A mamá le gustaba jugar, le gustaban los juguetes, los lápices de colores, los libros, salir a explorar, comer golosinas, tomar helados, los stickers. Le gustaba pasar tiempo con nosotros.
De chicos, para que Juan hiciese cosas de hombres agarraba la pelota y nos íbamos a pelotear al parque. Pasábamos horas "jugando al futbol". Otras veces, cargábamos las mochilas y nos íbamos a explorar por el bosque, entre los árboles, recolectábamos muestras, e improvisábamos un picnic en algún claro.
En invierno nos guardábamos en casa o íbamos a molestar a lo de los abuelos. Merienda y pelis era el plan ideal.
Así pasábamos los veranos o los fines de semana.

5
De más grande la afinidad no cesó. Siempre digo lo mismo, lo que la adolescencia me alejó de mi mamá (“alejó” es una manera de decir que comencé a ser más reservada), la adultez me lo devolvió con creces. Empecé a compartir salidas, charlas, confesiones y aprendizajes. Pese a la distancia, éramos confidentes; las dos esperábamos esos pocos días juntas para hacer y decir lo reprimido por meses. Mamá siempre me esperaba. Me esperó.
Con Juan era distinto porque él estaba ahí todo el tiempo, y creo yo que porque es hombre y siempre fue un poco celoso de todo lo que no tuviese que ver con él, pero tratábamos de no hacerle mucho caso. Aunque mamá se desvivía por él y siempre estaba al pie del cañón. Cuando dije que Juan era más pollerudo, quise decir que él siempre necesito de mamá más que yo para muchas cosas. Para el colegio, para acompañarlo, para sufrir por amor. El siempre necesito que mamá lo escuche, y descargarse con ella por la vida que le había tocado, no a modo reclamo aunque a veces sonara así, sino en busca de esa empatía que te hace sentir que no estás solo en la lucha. Juan la acompaño el último tramo hasta las lágrimas. Creo que él nunca va a entender porque no estaba yo también ahí, porque volví casi al límite. Fue porque mamá así lo quiso.

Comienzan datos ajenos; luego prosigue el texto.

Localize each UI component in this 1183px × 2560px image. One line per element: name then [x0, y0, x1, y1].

Mamá tenía miedo y lo sabíamos. Por ahí tardo mucho en tomar resoluciones, por ahí hubiese sido lo mismo. Cuando uno vive bajo sus propias reglas, bajo una cosmovisión distinta al común de la gente es muy difícil que te entiendan bajo que términos tomas decisiones. Ella las tomo, con miedo, y con más miedo, las deshizo para entregarse al tratamiento tradicional. El miedo los dolores de la quimioterapia y la desazón que produce la caída del pelo la había hecho negarse a todo eso desde el momento en que tuvo la seguridad de lo que tenía. Y sin embargo, cuando supo que iba a morir se entregó a los médicos. Aunque ya sabía que moriría de todas maneras.
Se deprimió, lo negó y lo asumió para  ponerle toda la garra que uno le puede poner. Se llenó y nos llenó de esperanza. Nos hizo acompañarla de una manera única, bajo un manto de fé que bajo otras circunstancias no hubiésemos soportado. Nos hizo a su gusto, nos moldeo, nos resolvió (o intentó resolver) la vida a cada uno de sus seres amados. Nos dejó conocimiento, herramientas, valores y recuerdos. Nos enseñó y nos cuidó hasta que ya no tuvo fuerzas, hasta que el cuerpo le dijo basta, aunque no así su mente.

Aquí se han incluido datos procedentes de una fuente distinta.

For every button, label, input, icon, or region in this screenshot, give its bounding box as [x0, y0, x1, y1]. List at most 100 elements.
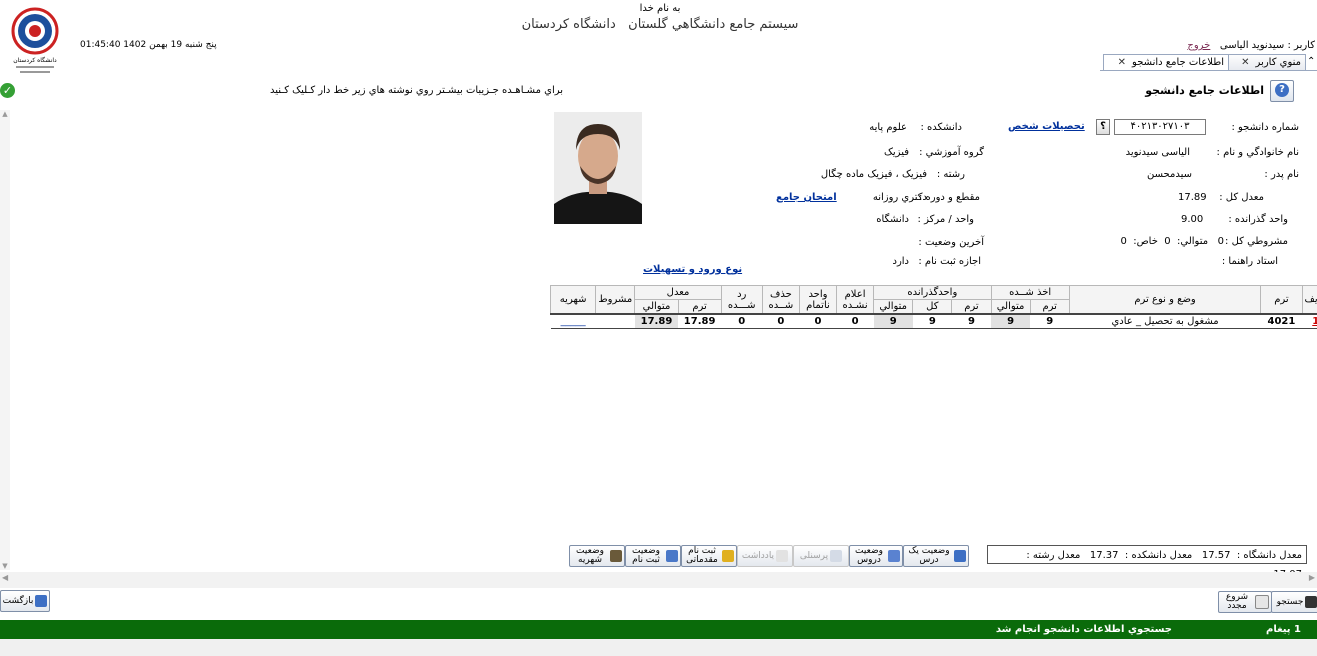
personnel-label: پرسنلی — [799, 550, 829, 561]
probation-special-label: خاص: — [1133, 236, 1158, 247]
user-name: سیدنوید الیاسی — [1219, 40, 1285, 51]
back-arrow-icon — [35, 595, 48, 607]
row-tuition-link[interactable]: _____ — [550, 313, 596, 329]
col-passed-consecutive: متوالي — [873, 299, 914, 315]
register-icon — [722, 550, 734, 562]
row-dropped: 0 — [762, 313, 800, 329]
degree-label: مقطع و دوره : — [918, 192, 980, 203]
major-value: فيزيک ، فيزيک ماده چگال — [820, 169, 927, 180]
student-photo — [554, 112, 642, 224]
single-course-status-label: وضعیت یک درس — [908, 546, 950, 565]
status-bar: 1 پيغام جستجوي اطلاعات دانشجو انجام شد — [0, 620, 1317, 639]
father-value: سيدمحسن — [1147, 169, 1192, 180]
pre-registration-label: ثبت نام مقدماتی — [686, 546, 718, 565]
search-button[interactable]: جستجو — [1271, 591, 1317, 613]
system-name: سيستم جامع دانشگاهي گلستان — [628, 17, 799, 32]
probation-label: مشروطي کل : — [1225, 236, 1288, 247]
row-incomplete: 0 — [799, 313, 837, 329]
close-icon[interactable]: ✕ — [1241, 57, 1249, 68]
page-title: اطلاعات جامع دانشجو — [1145, 84, 1264, 97]
row-number-link[interactable]: 1 — [1302, 313, 1317, 329]
university-logo: دانشگاه کردستان — [8, 6, 64, 76]
col-announced: اعلام نشـده — [836, 285, 875, 315]
probation-consecutive-label: متوالي: — [1177, 236, 1209, 247]
gpa-label: معدل کل : — [1219, 192, 1264, 203]
edu-group-value: فيزيک — [883, 147, 909, 158]
reg-permission-value: دارد — [892, 256, 909, 267]
logout-link[interactable]: خروج — [1187, 40, 1210, 51]
scroll-down-icon[interactable]: ▼ — [0, 562, 10, 570]
father-label: نام پدر : — [1264, 169, 1299, 180]
user-prefix: کاربر : — [1287, 40, 1316, 51]
name-label: نام خانوادگي و نام : — [1216, 147, 1299, 158]
unit-center-value: دانشگاه — [876, 214, 909, 225]
probation-consecutive: 0 — [1164, 236, 1171, 247]
status-message: جستجوي اطلاعات دانشجو انجام شد — [995, 624, 1172, 635]
col-taken: اخذ شــده — [990, 285, 1070, 300]
help-button[interactable]: ? — [1270, 80, 1294, 102]
reg-permission-label: اجازه ثبت نام : — [918, 256, 981, 267]
message-count[interactable]: 1 پيغام — [1266, 620, 1301, 639]
major-label: رشته : — [936, 169, 965, 180]
tuition-icon — [610, 550, 622, 562]
datetime: 01:45:40 پنج شنبه 19 بهمن 1402 — [80, 40, 217, 50]
personnel-button[interactable]: پرسنلی — [793, 545, 849, 567]
binoculars-icon — [1305, 596, 1317, 608]
major-avg-label: معدل رشته : — [1026, 550, 1081, 561]
single-course-status-button[interactable]: وضعیت یک درس — [903, 545, 969, 567]
tab-student-info[interactable]: اطلاعات جامع دانشجو ✕ — [1103, 54, 1229, 71]
col-rejected: رد شـــده — [720, 285, 763, 315]
gpa-value: 17.89 — [1178, 192, 1207, 203]
terms-table-container: رديف ترم وضع و نوع ترم اخذ شــده واحدگذر… — [549, 285, 1317, 329]
registration-status-button[interactable]: وضعیت ثبت نام — [625, 545, 681, 567]
col-passed-total: کل — [912, 299, 953, 315]
close-icon[interactable]: ✕ — [1118, 57, 1126, 68]
table-row: 1 4021 مشغول به تحصيل _ عادي 9 9 9 9 9 0… — [550, 313, 1317, 329]
student-number-input[interactable]: ۴۰۲۱۳۰۲۷۱۰۳ — [1114, 119, 1206, 135]
faculty-avg-label: معدل دانشکده : — [1124, 550, 1193, 561]
user-bar: کاربر : سیدنوید الیاسی خروج — [1187, 40, 1315, 51]
pre-registration-button[interactable]: ثبت نام مقدماتی — [681, 545, 737, 567]
search-label: جستجو — [1276, 596, 1304, 607]
courses-icon — [888, 550, 900, 562]
terms-table: رديف ترم وضع و نوع ترم اخذ شــده واحدگذر… — [549, 285, 1317, 329]
row-taken-consecutive: 9 — [991, 313, 1031, 329]
scroll-left-icon[interactable]: ◀ — [2, 573, 8, 582]
col-dropped: حذف شــده — [761, 285, 800, 315]
col-gpa-consecutive: متوالي — [634, 299, 679, 315]
last-status-label: آخرين وضعيت : — [918, 237, 984, 248]
col-row: رديف — [1301, 285, 1317, 315]
registration-status-label: وضعیت ثبت نام — [632, 546, 660, 565]
back-label: بازگشت — [2, 595, 34, 606]
comprehensive-exam-link[interactable]: امتحان جامع — [776, 192, 837, 203]
tab-user-menu[interactable]: منوي کاربر ✕ — [1228, 54, 1306, 71]
entry-type-link[interactable]: نوع ورود و تسهيلات — [643, 264, 742, 275]
col-tuition: شهريه — [549, 285, 597, 315]
scroll-right-icon[interactable]: ▶ — [1309, 573, 1315, 582]
help-icon: ? — [1275, 83, 1289, 97]
faculty-label: دانشکده : — [920, 122, 963, 133]
col-probation: مشروط — [595, 285, 636, 315]
col-passed: واحدگذرانده — [873, 285, 992, 300]
checklist-icon — [954, 550, 966, 562]
collapse-tabs-icon[interactable]: ⌃ — [1307, 56, 1315, 67]
row-rejected: 0 — [721, 313, 763, 329]
scroll-up-icon[interactable]: ▲ — [0, 110, 10, 118]
row-status: مشغول به تحصيل _ عادي — [1069, 313, 1261, 329]
note-label: یادداشت — [741, 550, 775, 561]
student-lookup-button[interactable]: ؟ — [1096, 119, 1110, 135]
horizontal-scrollbar[interactable]: ◀ ▶ — [0, 572, 1317, 588]
back-button[interactable]: بازگشت — [0, 590, 50, 612]
col-term: ترم — [1260, 285, 1303, 315]
restart-button[interactable]: شروع مجدد — [1218, 591, 1272, 613]
personal-education-link[interactable]: تحصیلات شخص — [1008, 121, 1085, 132]
col-taken-term: ترم — [1029, 299, 1070, 315]
averages-box: معدل دانشگاه : 17.57 معدل دانشکده : 17.3… — [987, 545, 1307, 580]
faculty-avg-value: 17.37 — [1089, 550, 1119, 561]
note-button[interactable]: یادداشت — [737, 545, 793, 567]
courses-status-button[interactable]: وضعیت دروس — [849, 545, 903, 567]
row-gpa-consecutive: 17.89 — [634, 313, 679, 329]
tuition-status-button[interactable]: وضعیت شهریه — [569, 545, 625, 567]
row-announced: 0 — [836, 313, 874, 329]
scrollbar[interactable]: ▲ ▼ — [0, 110, 10, 570]
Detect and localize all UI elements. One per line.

Mamá sabía que iba a morir y se negó a hacerlo hasta último momento, hasta dejarnos ordenados, hasta que estuviésemos juntos. Me encomendó la tarea de saberlo yo primera, de acompañarla en vigilia su último tramo, de lavarle los pies, de hacerle mimos, de alimentarla y contarle historias. No voy a decir que le cerré los ojos, porque ya los tenía cerrados, ya estaba descansando, ya había dejado su legado en buenas manos. Las nuestras.